Manipulating an array is reflected in all variables referring to it

Question

If I do this

x = y = z = 1
z = 20

then I get

"#{x}----#{y}----#{z}"
# => "1----1----20" 

Now, if I do something like this:

a = b = c = []

then I get this:

"#{a}-----#{b}-----#{c}"
# => "[]-----[]-----[]"

But if I do the following:

c[0] = 'a'
c[1] = 'b'
c[2] = 'c'

I get this:

"#{a}-----#{b}-----#{c}"
# => "[\"a\", \"b\", \"c\"]-----[\"a\", \"b\", \"c\"]-----[\"a\", \"b\", \"c\"]"

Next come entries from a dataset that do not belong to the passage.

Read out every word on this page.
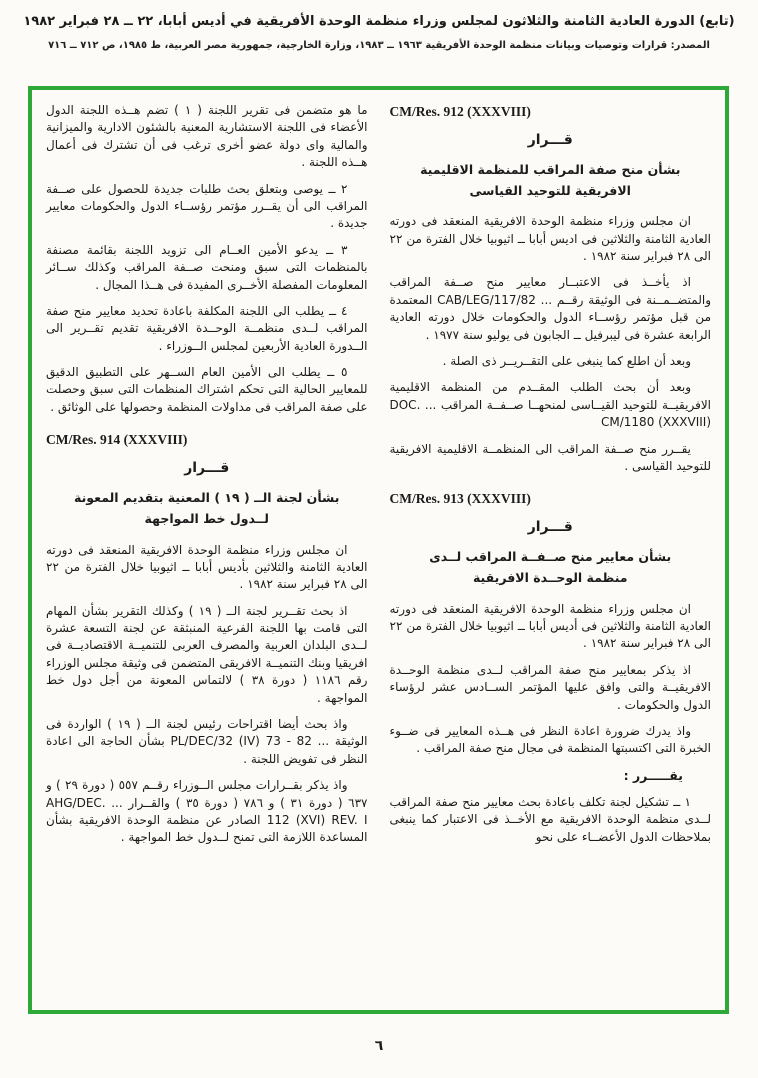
(تابع) الدورة العادية الثامنة والثلاثون لمجلس وزراء منظمة الوحدة الأفريقية في أديس أبابا، ٢٢ ــ ٢٨ فبراير ١٩٨٢
المصدر: قرارات وتوصيات وبيانات منظمة الوحدة الأفريقية ١٩٦٣ ــ ١٩٨٣، وزارة الخارجية، جمهورية مصر العربية، ط ١٩٨٥، ص ٧١٢ ــ ٧١٦
CM/Res. 912 (XXXVIII)
قـــرار
بشأن منح صفة المراقب للمنظمة الاقليمية الافريقية للتوحيد القياسى

ان مجلس وزراء منظمة الوحدة الافريقية المنعقد فى دورته العادية الثامنة والثلاثين فى اديس أبابا ــ اثيوبيا خلال الفترة من ٢٢ الى ٢٨ فبراير سنة ١٩٨٢ .

اذ يأخــذ فى الاعتبــار معايير منح صــفة المراقب والمتضــمــنة فى الوثيقة رقــم ... CAB/LEG/117/82 المعتمدة من قبل مؤتمر رؤســاء الدول والحكومات خلال دورته العادية الرابعة عشرة فى ليبرفيل ــ الجابون فى يوليو سنة ١٩٧٧ .

وبعد أن اطلع كما ينبغى على التقــريــر ذى الصلة .

وبعد أن بحث الطلب المقــدم من المنظمة الاقليمية الافريقيــة للتوحيد القيــاسى لمنحهــا صــفــة المراقب ... DOC. CM/1180 (XXXVIII)

يقــرر منح صــفة المراقب الى المنظمــة الاقليمية الافريقية للتوحيد القياسى .

CM/Res. 913 (XXXVIII)
قـــرار
بشأن معايير منح صــفــة المراقب لــدى منظمة الوحــدة الافريقية

ان مجلس وزراء منظمة الوحدة الافريقية المنعقد فى دورته العادية الثامنة والثلاثين فى أديس أبابا ــ اثيوبيا خلال الفترة من ٢٢ الى ٢٨ فبراير سنة ١٩٨٢ .

اذ يذكر بمعايير منح صفة المراقب لــدى منظمة الوحــدة الافريقيــة والتى وافق عليها المؤتمر الســادس عشر لرؤساء الدول والحكومات .

واذ يدرك ضرورة اعادة النظر فى هــذه المعايير فى ضــوء الخبرة التى اكتسبتها المنظمة فى مجال منح صفة المراقب .

يقـــــرر :

١ ــ تشكيل لجنة تكلف باعادة بحث معايير منح صفة المراقب لــدى منظمة الوحدة الافريقية مع الأخــذ فى الاعتبار كما ينبغى بملاحظات الدول الأعضــاء على نحو

ما هو متضمن فى تقرير اللجنة ( ١ ) تضم هــذه اللجنة الدول الأعضاء فى اللجنة الاستشارية المعنية بالشئون الادارية والميزانية والمالية واى دولة عضو أخرى ترغب فى أن تشترك فى أعمال هــذه اللجنة .

٢ ــ يوصى وبتعلق بحث طلبات جديدة للحصول على صــفة المراقب الى أن يقــرر مؤتمر رؤســاء الدول والحكومات معايير جديدة .

٣ ــ يدعو الأمين العــام الى تزويد اللجنة بقائمة مصنفة بالمنظمات التى سبق ومنحت صــفة المراقب وكذلك ســائر المعلومات المفصلة الأخــرى المفيدة فى هــذا المجال .

٤ ــ يطلب الى اللجنة المكلفة باعادة تحديد معايير منح صفة المراقب لــدى منظمــة الوحــدة الافريقية تقديم تقــرير الى الــدورة العادية الأربعين لمجلس الــوزراء .

٥ ــ يطلب الى الأمين العام الســهر على التطبيق الدقيق للمعايير الحالية التى تحكم اشتراك المنظمات التى سبق وحصلت على صفة المراقب فى مداولات المنظمة وحصولها على الوثائق .

CM/Res. 914 (XXXVIII)
قـــرار
بشأن لجنة الــ ( ١٩ ) المعنية بتقديم المعونة لــدول خط المواجهة

ان مجلس وزراء منظمة الوحدة الافريقية المنعقد فى دورته العادية الثامنة والثلاثين بأديس أبابا ــ اثيوبيا خلال الفترة من ٢٢ الى ٢٨ فبراير سنة ١٩٨٢ .

اذ بحث تقــرير لجنة الــ ( ١٩ ) وكذلك التقرير بشأن المهام التى قامت بها اللجنة الفرعية المنبثقة عن لجنة التسعة عشرة لــدى البلدان العربية والمصرف العربى للتنميــة الاقتصاديــة فى افريقيا وبنك التنميــة الافريقى المتضمن فى وثيقة مجلس الوزراء رقم ١١٨٦ ( دورة ٣٨ ) لالتماس المعونة من أجل دول خط المواجهة .

واذ بحث أيضا اقتراحات رئيس لجنة الــ ( ١٩ ) الواردة فى الوثيقة ... PL/DEC/32 (IV) 73 - 82 بشأن الحاجة الى اعادة النظر فى تفويض اللجنة .

واذ يذكر بقــرارات مجلس الــوزراء رقــم ٥٥٧ ( دورة ٢٩ ) و ٦٣٧ ( دورة ٣١ ) و ٧٨٦ ( دورة ٣٥ ) والقــرار ... AHG/DEC. 112 (XVI) REV. I الصادر عن منظمة الوحدة الافريقية بشأن المساعدة اللازمة التى تمنح لــدول خط المواجهة .

٦
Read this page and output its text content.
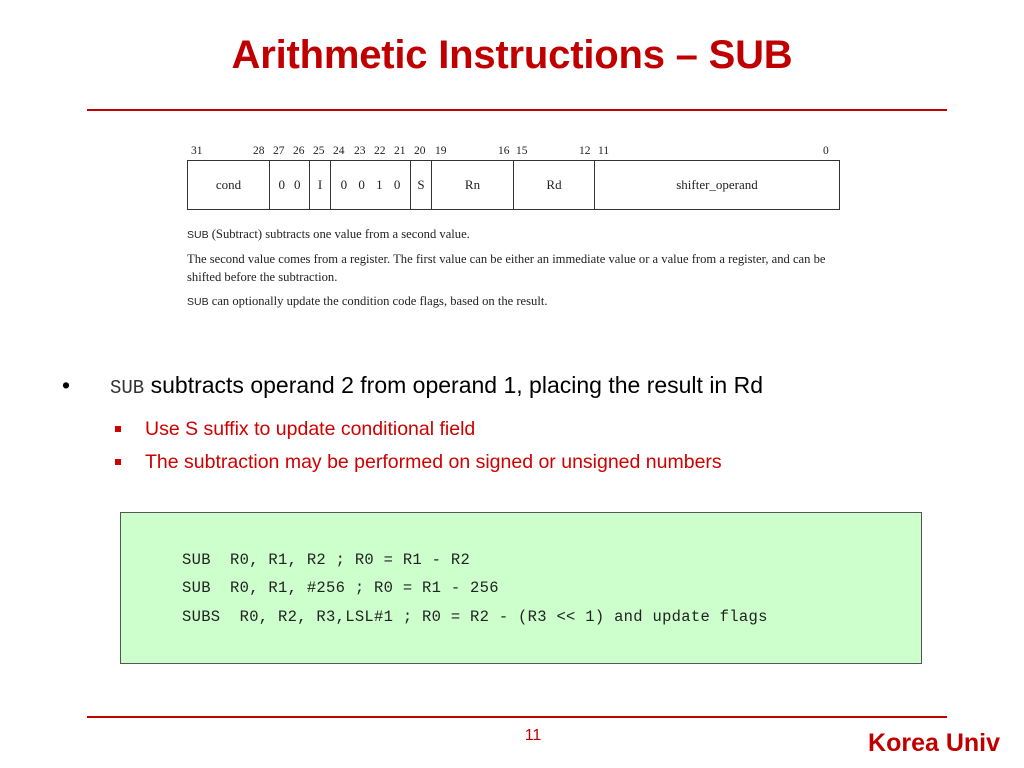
Arithmetic Instructions – SUB
31	28 27 26 25 24 23 22 21 20 19	16 15	12 11	0
cond	0 0	I	0 0 1 0	S	Rn	Rd	shifter_operand

SUB (Subtract) subtracts one value from a second value.

The second value comes from a register. The first value can be either an immediate value or a value from a register, and can be shifted before the subtraction.

SUB can optionally update the condition code flags, based on the result.

• SUB subtracts operand 2 from operand 1, placing the result in Rd
Use S suffix to update conditional field
The subtraction may be performed on signed or unsigned numbers
SUB  R0, R1, R2 ; R0 = R1 - R2
SUB  R0, R1, #256 ; R0 = R1 - 256
SUBS  R0, R2, R3,LSL#1 ; R0 = R2 - (R3 << 1) and update flags
11	Korea Univ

In case of x, y, z, when I assigned z to 20, then x and y retained the value 1. For Arrays, even though I assigned value to c[] only, the change was reflected in a,b. What is happening with the Arrays?

Answer 1

In Ruby you have methods which change it's object and methods which return new objects (the documentation of the method will mention this). Integers can not mutate: two will always be two. Playing around with the object_id may clear things up:

puts 1.object_id # 3
a = 1
puts a.object_id # 3
puts 20.object_id # 41
a = 20
puts a.object_id # 41

b = []
puts b.object_id # a number
b[1]=1 # mutating object
puts b.object_id # same number
b = b+[2] # the + method results in new object http://www.ruby-doc.org/core-1.9.3/Array.html#method-i-2B
puts b.object_id # another number

Answer 2

Think of what objects are being assigned to what variables, after all a variable is simply a handle for an object. In ruby everything is an object, and variables are just how you interact with them.

So...

a = b = 1

This sets a and b to reference the same object. If I later say:

a = 2

Then I have set a to reference a new object, which shouldn't affect b at all, which is happily still 1. The interpeter takes one simple step.

1. set local variable a to the object 2.

But, following that logic:

a = b = []

Again, a and b reference the same object. An array this time. But now when we do this:

a[0] = 'hello'

We have a different scenario here. You aren't changing what object a references at all. You are finding the object a references and then modifying that object.

Think about what the interpreter will do. It will take the following steps when executing that line.

1. Find the object referenced by a (which happens to be the same object referenced by b)
2. Set the value at the 0 index of that object to the string "hello"

All this is to say that simple local variable assignment like:

a = 1

Is a somewhat different operation when there is a layer of indirection present like these:

a[0] = 'hello'
a.foo = 'bar'
a.set_value 'some val'

---

Or think of setting a value in an array like calling a method on that array. So the difference becomes easier to grasp if you think of a[0] = 'foo' as:

a.set_value(0, 'foo')

Something like this is actually what happens in ruby arrays. Turns out assigning a value to an array index calls the []=(index, value) method. These are all valid and equivalent.

a[0] = 'foo'
a.[]=(0, 'foo')
a.send('[]=', 0, 'foo')

I point this out only because when expressed as an invocation of a method it becomes very clear we are modifying an existing object here.

Answer 3

With z = 20, you are change z to reference another object,

With c[0] = 'a' , you are changing the original object which a and b is also referencing to.